Lodi, rapì suo figlio: condannato 40enne

Il Tribunale inguaia un rom che nel 2013, appena uscito dal carcere, aveva prima aggredito la ex moglie poi preso con sè il bimbo di 8 anni

L'uomo era stato bloccato dalla polizia

L'uomo era stato bloccato dalla polizia

Lodi, 2 marzo 2018 - Un papà disperato, per quelle questioni familiari mai risolte. Una separazione finita male, e i figli contesi con la madre ed ex moglie. Era appena uscito dal carcere quando l’uomo, un 40enne italiano di origine rom, aveva cercato di rapire entrambi i suoi due ragazzi di 10 e di 8 anni, ma con la forza era riuscito a portare via soltanto il più piccolo, per poi scappare a bordo dell’auto. La disperazione della madre, la polizia che si era messa all’inseguimento, quasi una caccia all’uomo durata un’ora e mezza, fino al blocco vicino a Piacenza.

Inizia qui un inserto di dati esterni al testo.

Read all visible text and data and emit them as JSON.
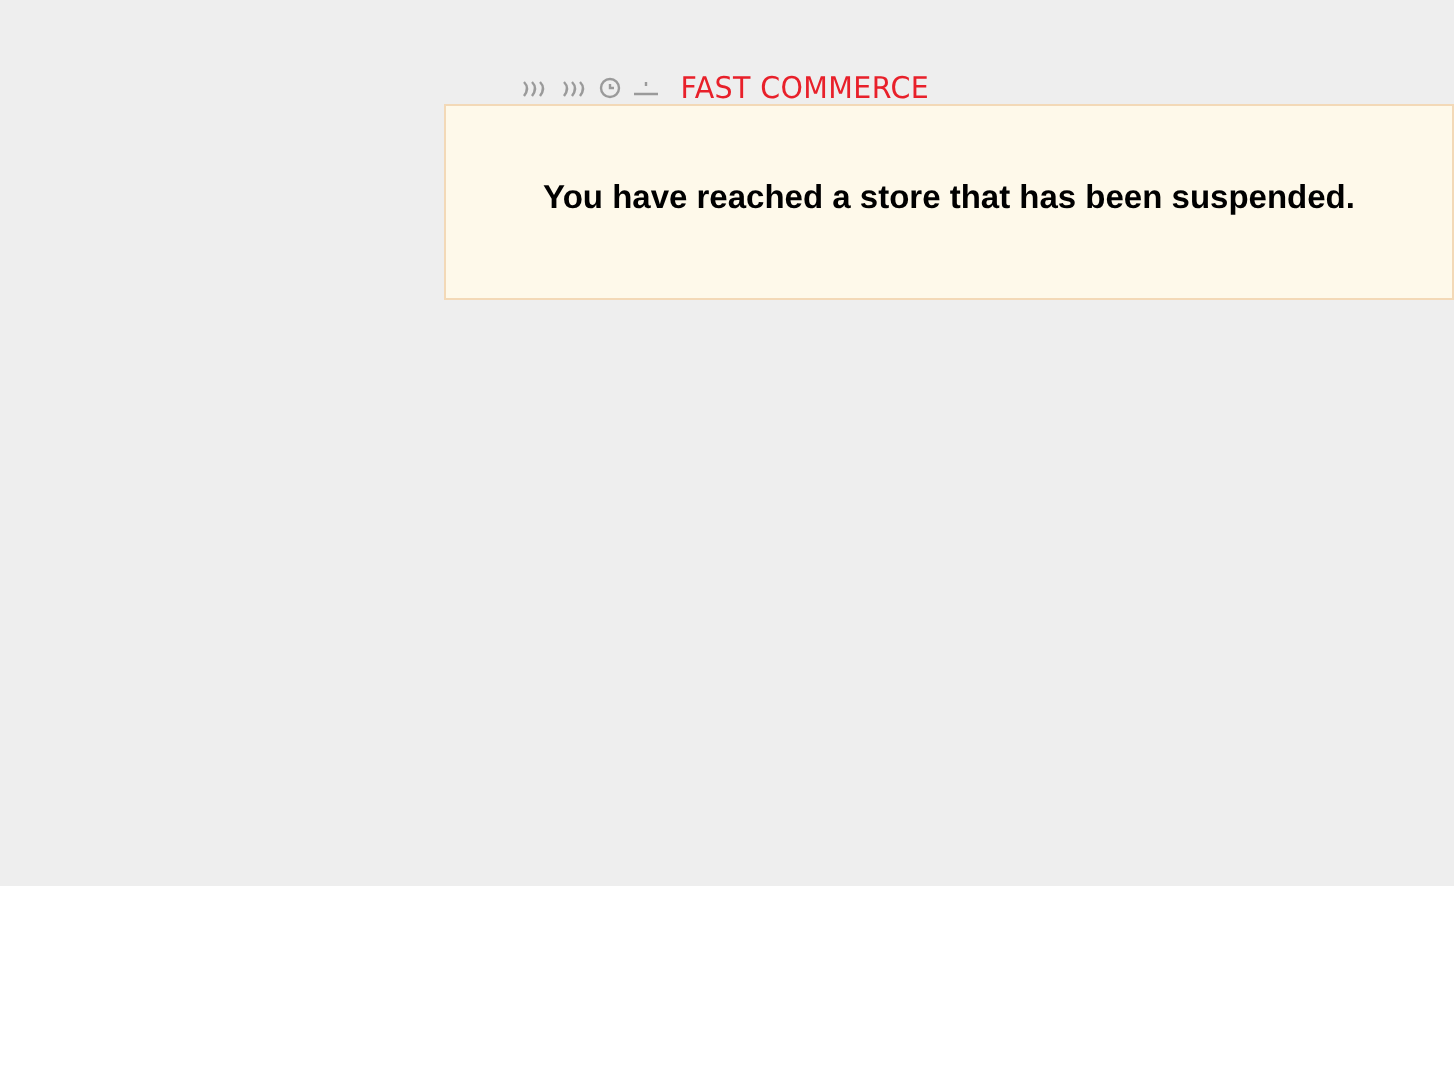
{
  "logo": {
    "text": "FAST COMMERCE"
  },
  "notice": {
    "message": "You have reached a store that has been suspended."
  }
}
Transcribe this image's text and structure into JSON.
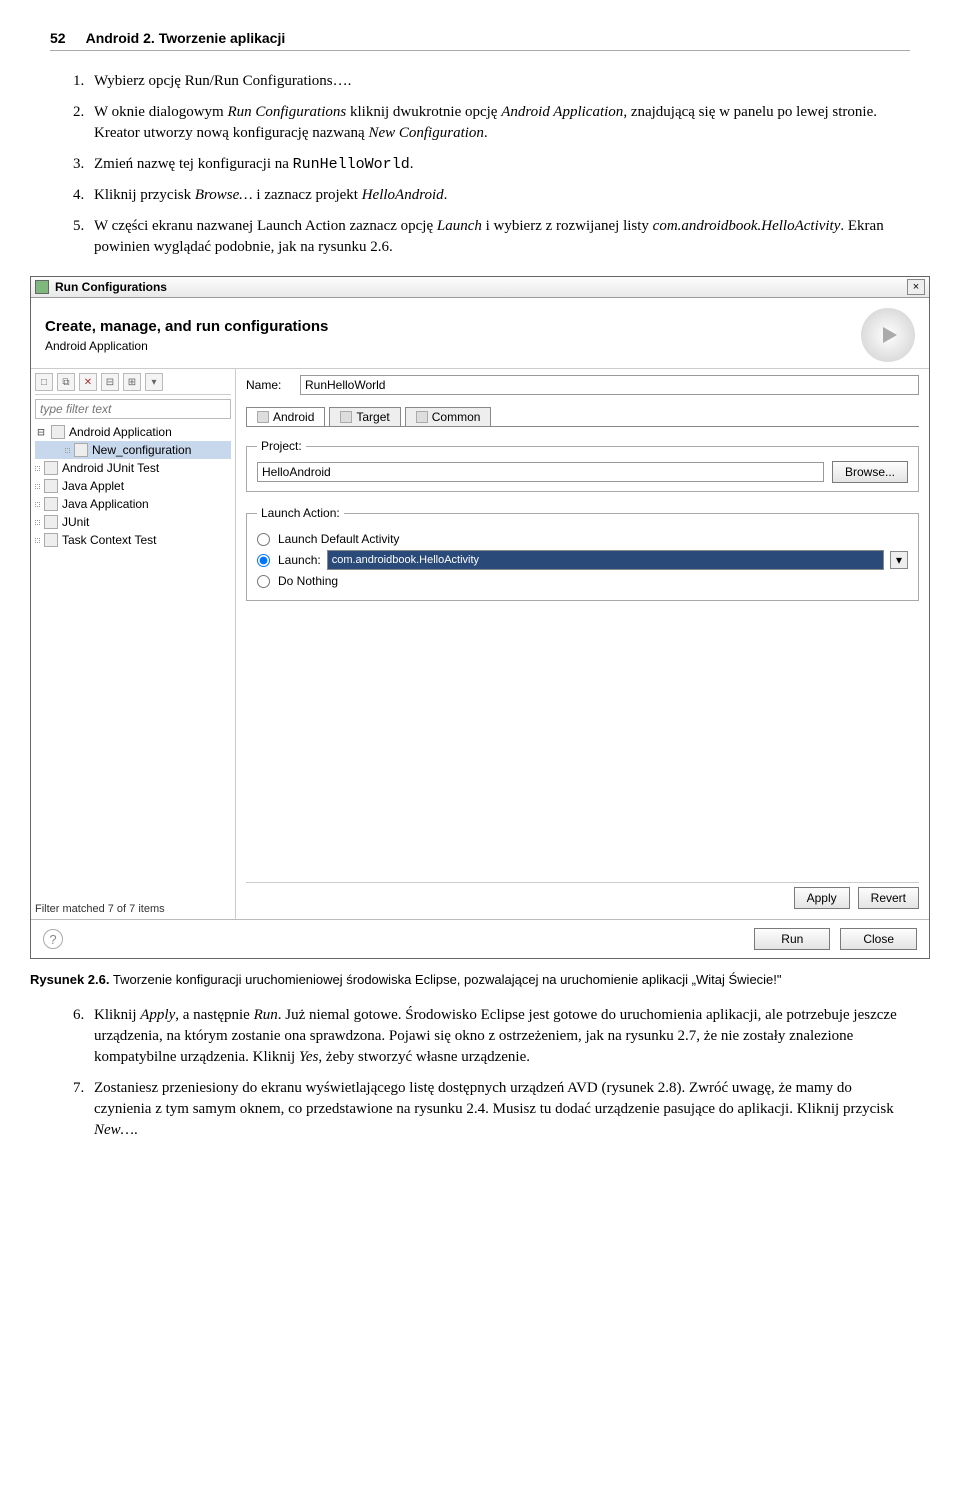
{
  "header": {
    "page_number": "52",
    "section": "Android 2. Tworzenie aplikacji"
  },
  "step1": "Wybierz opcję Run/Run Configurations….",
  "step2": {
    "a": "W oknie dialogowym ",
    "rc": "Run Configurations",
    "b": " kliknij dwukrotnie opcję ",
    "aa": "Android Application",
    "c": ", znajdującą się w panelu po lewej stronie. Kreator utworzy nową konfigurację nazwaną ",
    "nc": "New Configuration",
    "d": "."
  },
  "step3": {
    "a": "Zmień nazwę tej konfiguracji na ",
    "code": "RunHelloWorld",
    "b": "."
  },
  "step4": {
    "a": "Kliknij przycisk ",
    "browse": "Browse…",
    "b": " i zaznacz projekt ",
    "proj": "HelloAndroid",
    "c": "."
  },
  "step5": {
    "a": "W części ekranu nazwanej Launch Action zaznacz opcję ",
    "launch": "Launch",
    "b": " i wybierz z rozwijanej listy ",
    "cls": "com.androidbook.HelloActivity",
    "c": ". Ekran powinien wyglądać podobnie, jak na rysunku 2.6."
  },
  "dialog": {
    "title": "Run Configurations",
    "head_title": "Create, manage, and run configurations",
    "head_sub": "Android Application",
    "filter_placeholder": "type filter text",
    "tree": {
      "android_app": "Android Application",
      "new_config": "New_configuration",
      "junit": "Android JUnit Test",
      "applet": "Java Applet",
      "japp": "Java Application",
      "junit2": "JUnit",
      "task": "Task Context Test"
    },
    "tree_footer": "Filter matched 7 of 7 items",
    "name_label": "Name:",
    "name_value": "RunHelloWorld",
    "tabs": {
      "android": "Android",
      "target": "Target",
      "common": "Common"
    },
    "project_label": "Project:",
    "project_value": "HelloAndroid",
    "browse_btn": "Browse...",
    "launch_legend": "Launch Action:",
    "opt_default": "Launch Default Activity",
    "opt_launch": "Launch:",
    "opt_nothing": "Do Nothing",
    "launch_value": "com.androidbook.HelloActivity",
    "apply": "Apply",
    "revert": "Revert",
    "run": "Run",
    "close": "Close",
    "help": "?"
  },
  "caption": {
    "label": "Rysunek 2.6.",
    "text": " Tworzenie konfiguracji uruchomieniowej środowiska Eclipse, pozwalającej na uruchomienie aplikacji „Witaj Świecie!\""
  },
  "step6": {
    "a": "Kliknij ",
    "apply": "Apply",
    "b": ", a następnie ",
    "run": "Run",
    "c": ". Już niemal gotowe. Środowisko Eclipse jest gotowe do uruchomienia aplikacji, ale potrzebuje jeszcze urządzenia, na którym zostanie ona sprawdzona. Pojawi się okno z ostrzeżeniem, jak na rysunku 2.7, że nie zostały znalezione kompatybilne urządzenia. Kliknij ",
    "yes": "Yes",
    "d": ", żeby stworzyć własne urządzenie."
  },
  "step7": {
    "a": "Zostaniesz przeniesiony do ekranu wyświetlającego listę dostępnych urządzeń AVD (rysunek 2.8). Zwróć uwagę, że mamy do czynienia z tym samym oknem, co przedstawione na rysunku 2.4. Musisz tu dodać urządzenie pasujące do aplikacji. Kliknij przycisk ",
    "new": "New…",
    "b": "."
  }
}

L'uomo voleva portare i figli nel campo nomadi nel Piacentino. Con lui, alle 8 del 1° dicembre 2013, c’era anche suo fratello. I due, insieme, avevano prima picchiato la ex compagna in via San Fereolo a Lodi e cercato di sequestrare, senza riuscirci, anche il figlio più grande, di 10 anni, che quella mattina stava andando a scuola insieme al fratellino. Il tribunale di Lodi, ieri, ha condannato a un anno e mezzo di reclusione i due fratelli accusati di sequestro di minore, tentato sequestro di minore e lesioni nei confronti della ex. Durante il processo, in aula, sono stati ascoltati diversi testimoni che hanno assistito alla scena, confermando la ricostruzione fornita dalla donna. Erano da poco passate le 8 quanto l’uomo, con numerosi precedenti penali per reati contro il patrimonio, era arrivato a San Fereolo con il fratello, aveva poi percosso la moglie per strada perché lasciasse i figli e cercato di prendere il bimbo di 10 anni che però era riuscito a divincolarsi e a scappare. Il padre, quindi, aveva portato via con sé, strattonandolo per il cappuccio della felpa, il più piccolo, di 8 anni. Subito erano scattate le ricerche del personale della Questura di Lodi, dapprima su tutto il territorio lodigiano e successivamente estese a tutta la regione, tramite le Questure e le Sezioni Polizia Stradale lombarde.

L’imputato, secondo quanto emerso durante il processo, aveva l’intenzione di risolvere la controversia matrimoniale davanti al Krisnitori, il tribunale degli zingari, che rappresenta la massima autorità giudiziaria della comunità. L’avvocato difensore, Carlo Maria Speziani, ha spiegato la reazione dell’uomo: "L’elemento su cui si fonda la comunità Rom e Sinti è la famiglia - ha spiegato davanti ai giudici il legale -, quindi l’individuo da solo non ha alcun senso, ma esiste ed è accettato in quanto ha un ruolo ed appartiene ad un nucleo familiare. Che sia marito, o moglie o figlio è dunque una condizione indispensabile".